Born in broad daylight, that th' ungrateful rout
May find no room for a remaining doubt;

D

Truth, which itself is light, doth darkness shun,
As the true eaglet safely dares the sun.

Great Michael! Prince of all th' etherial hosts,
And whate'er inborn Saints our Britain boasts!
And, thou, th' adopted Patron of our Isle,

With cheerful aspects on this infant smile!

Whilst the baby is sleeping in its cradle it ought never to be left alone, for, besides supposed real enemies, such as cats, and rats, several of a supernatural kind have been said to encompass it. Ben Jonson in his masque of Queens, (the MS. of which, in his own hand writing, is in the British Museum,) has collected all the classical and popular superstitions concerning witches; of their malevolence to babies he says, in a song sung by witches:

Under a cradle I did creep

By day, and when the child was asleep,
At night I sucked its breath, then rose,
And plucked the nodding nurse by the nose.

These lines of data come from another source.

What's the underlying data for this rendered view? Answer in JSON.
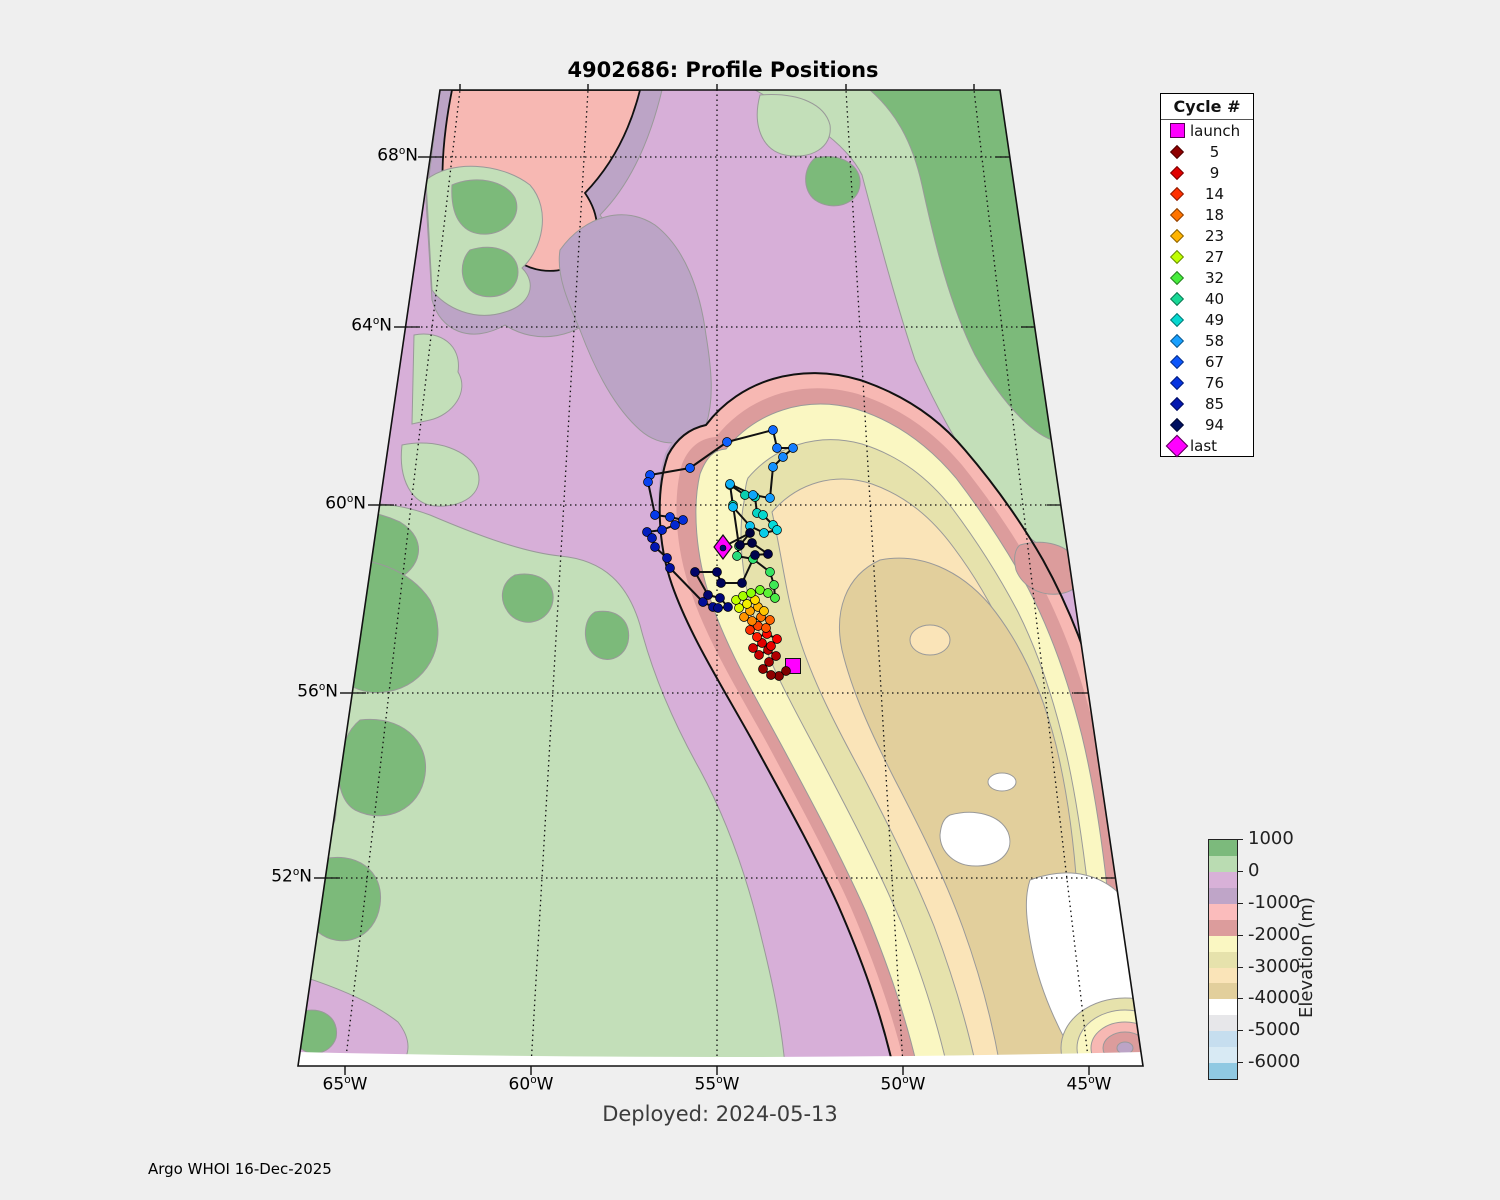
{
  "figure": {
    "title": "4902686: Profile Positions",
    "deployed_label": "Deployed: 2024-05-13",
    "credit": "Argo WHOI 16-Dec-2025"
  },
  "axes": {
    "lat_ticks": [
      {
        "pre": "68",
        "sup": "o",
        "post": "N"
      },
      {
        "pre": "64",
        "sup": "o",
        "post": "N"
      },
      {
        "pre": "60",
        "sup": "o",
        "post": "N"
      },
      {
        "pre": "56",
        "sup": "o",
        "post": "N"
      },
      {
        "pre": "52",
        "sup": "o",
        "post": "N"
      }
    ],
    "lon_ticks": [
      {
        "pre": "65",
        "sup": "o",
        "post": "W"
      },
      {
        "pre": "60",
        "sup": "o",
        "post": "W"
      },
      {
        "pre": "55",
        "sup": "o",
        "post": "W"
      },
      {
        "pre": "50",
        "sup": "o",
        "post": "W"
      },
      {
        "pre": "45",
        "sup": "o",
        "post": "W"
      }
    ]
  },
  "legend": {
    "title": "Cycle #",
    "items": [
      {
        "label": "launch",
        "color": "#FF00FF",
        "marker": "square"
      },
      {
        "label": "5",
        "color": "#8F0000",
        "marker": "diamond"
      },
      {
        "label": "9",
        "color": "#E00000",
        "marker": "diamond"
      },
      {
        "label": "14",
        "color": "#FF3000",
        "marker": "diamond"
      },
      {
        "label": "18",
        "color": "#FF7400",
        "marker": "diamond"
      },
      {
        "label": "23",
        "color": "#FFB400",
        "marker": "diamond"
      },
      {
        "label": "27",
        "color": "#BFFF00",
        "marker": "diamond"
      },
      {
        "label": "32",
        "color": "#46EC3C",
        "marker": "diamond"
      },
      {
        "label": "40",
        "color": "#17D896",
        "marker": "diamond"
      },
      {
        "label": "49",
        "color": "#06D8D0",
        "marker": "diamond"
      },
      {
        "label": "58",
        "color": "#18A0FF",
        "marker": "diamond"
      },
      {
        "label": "67",
        "color": "#0C56FB",
        "marker": "diamond"
      },
      {
        "label": "76",
        "color": "#0534E0",
        "marker": "diamond"
      },
      {
        "label": "85",
        "color": "#0318B0",
        "marker": "diamond"
      },
      {
        "label": "94",
        "color": "#001060",
        "marker": "diamond"
      },
      {
        "label": "last",
        "color": "#FF00FF",
        "marker": "diamond-large"
      }
    ]
  },
  "colorbar": {
    "label": "Elevation (m)",
    "ticks": [
      "1000",
      "0",
      "-1000",
      "-2000",
      "-3000",
      "-4000",
      "-5000",
      "-6000"
    ],
    "segments": [
      "#7CBA7C",
      "#BADCB2",
      "#D8B1D8",
      "#BFA5C8",
      "#FBBCBC",
      "#DC9C9C",
      "#FAF7C2",
      "#E6E2AC",
      "#FAE4B8",
      "#E2CF9C",
      "#FFFFFF",
      "#E7E7EA",
      "#C6DEEF",
      "#D8EAF4",
      "#90C9E2"
    ]
  },
  "trajectory": {
    "line_color": "#111111",
    "launch": {
      "x": 793,
      "y": 666,
      "color": "#FF00FF"
    },
    "last": {
      "x": 723,
      "y": 547,
      "color": "#FF00FF"
    },
    "points": [
      [
        786,
        671,
        "#7F0000"
      ],
      [
        779,
        676,
        "#870000"
      ],
      [
        771,
        675,
        "#8F0000"
      ],
      [
        763,
        669,
        "#970000"
      ],
      [
        769,
        662,
        "#A30000"
      ],
      [
        776,
        656,
        "#AF0000"
      ],
      [
        768,
        650,
        "#BB0000"
      ],
      [
        759,
        655,
        "#C70000"
      ],
      [
        753,
        648,
        "#D30000"
      ],
      [
        762,
        643,
        "#DF0000"
      ],
      [
        771,
        646,
        "#EB0000"
      ],
      [
        777,
        639,
        "#F70000"
      ],
      [
        767,
        634,
        "#FF0800"
      ],
      [
        757,
        637,
        "#FF1C00"
      ],
      [
        750,
        630,
        "#FF3000"
      ],
      [
        758,
        626,
        "#FF4400"
      ],
      [
        766,
        628,
        "#FF5400"
      ],
      [
        770,
        620,
        "#FF6400"
      ],
      [
        761,
        617,
        "#FF7400"
      ],
      [
        752,
        621,
        "#FF8400"
      ],
      [
        744,
        617,
        "#FF9400"
      ],
      [
        750,
        611,
        "#FFA400"
      ],
      [
        758,
        607,
        "#FFB400"
      ],
      [
        764,
        611,
        "#FFC400"
      ],
      [
        755,
        600,
        "#FFDC00"
      ],
      [
        747,
        604,
        "#F2EE00"
      ],
      [
        739,
        608,
        "#D9FB00"
      ],
      [
        736,
        600,
        "#BFFF00"
      ],
      [
        743,
        596,
        "#A5FF00"
      ],
      [
        751,
        593,
        "#8BFF08"
      ],
      [
        760,
        590,
        "#6FFA1E"
      ],
      [
        768,
        593,
        "#5BF235"
      ],
      [
        775,
        598,
        "#4AEC46"
      ],
      [
        774,
        585,
        "#3FE855"
      ],
      [
        770,
        572,
        "#36E462"
      ],
      [
        753,
        559,
        "#2EDF6F"
      ],
      [
        737,
        556,
        "#26DB7C"
      ],
      [
        739,
        546,
        "#1ED689"
      ],
      [
        733,
        505,
        "#16D196"
      ],
      [
        730,
        485,
        "#0ECCA3"
      ],
      [
        745,
        495,
        "#0BCFAE"
      ],
      [
        755,
        497,
        "#08D2B9"
      ],
      [
        757,
        513,
        "#06D5C4"
      ],
      [
        763,
        515,
        "#04D8CF"
      ],
      [
        773,
        525,
        "#04DCDA"
      ],
      [
        777,
        530,
        "#06D5E2"
      ],
      [
        764,
        533,
        "#08CDE8"
      ],
      [
        750,
        526,
        "#0AC4EE"
      ],
      [
        733,
        507,
        "#0CBAF3"
      ],
      [
        730,
        484,
        "#0EB0F7"
      ],
      [
        753,
        495,
        "#10A6FA"
      ],
      [
        770,
        498,
        "#129CFD"
      ],
      [
        773,
        467,
        "#1492FF"
      ],
      [
        783,
        457,
        "#1588FF"
      ],
      [
        793,
        448,
        "#147EFF"
      ],
      [
        777,
        448,
        "#1274FF"
      ],
      [
        773,
        430,
        "#106AFF"
      ],
      [
        727,
        442,
        "#0E60FF"
      ],
      [
        690,
        468,
        "#0C56FB"
      ],
      [
        650,
        475,
        "#0A4CF5"
      ],
      [
        648,
        482,
        "#0842EF"
      ],
      [
        655,
        515,
        "#063AE8"
      ],
      [
        670,
        517,
        "#0534E0"
      ],
      [
        683,
        520,
        "#042ED8"
      ],
      [
        675,
        525,
        "#0428D0"
      ],
      [
        662,
        530,
        "#0322C8"
      ],
      [
        647,
        532,
        "#031EC0"
      ],
      [
        652,
        538,
        "#021AB8"
      ],
      [
        655,
        547,
        "#0216B0"
      ],
      [
        667,
        558,
        "#0212A8"
      ],
      [
        670,
        568,
        "#0210A0"
      ],
      [
        703,
        602,
        "#020E98"
      ],
      [
        713,
        607,
        "#010C90"
      ],
      [
        718,
        608,
        "#010A88"
      ],
      [
        728,
        607,
        "#010880"
      ],
      [
        720,
        598,
        "#010678"
      ],
      [
        708,
        595,
        "#010570"
      ],
      [
        695,
        572,
        "#010468"
      ],
      [
        717,
        572,
        "#000360"
      ],
      [
        721,
        583,
        "#000358"
      ],
      [
        742,
        583,
        "#000250"
      ],
      [
        755,
        555,
        "#00024C"
      ],
      [
        768,
        554,
        "#000248"
      ],
      [
        752,
        543,
        "#000144"
      ],
      [
        740,
        545,
        "#000140"
      ],
      [
        750,
        533,
        "#00013C"
      ]
    ]
  }
}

But a still more popular superstition was, that of Fairies exchanging babies. In the British Museum is preserved the advertisement of a changeling exhibited at Bartholemew Fair in the reign of William and Mary; its anatomy might be seen by holding a candle to its back. Martin Luther tells us that he saw a changeling that had sucked its mother and five wetnurses dry. He advised the Prince of Anhalt to throw it into the river Maldaw. Henry the Fourth says of his son and Harry Hotspur,

O, that it could be proved,

That some night-tripping fairy had exchang'd
In cradle-clothes our children where they lay,
And call'd mine-Percy, his-Plantagenet !
Then would I have his Harry, and he mine.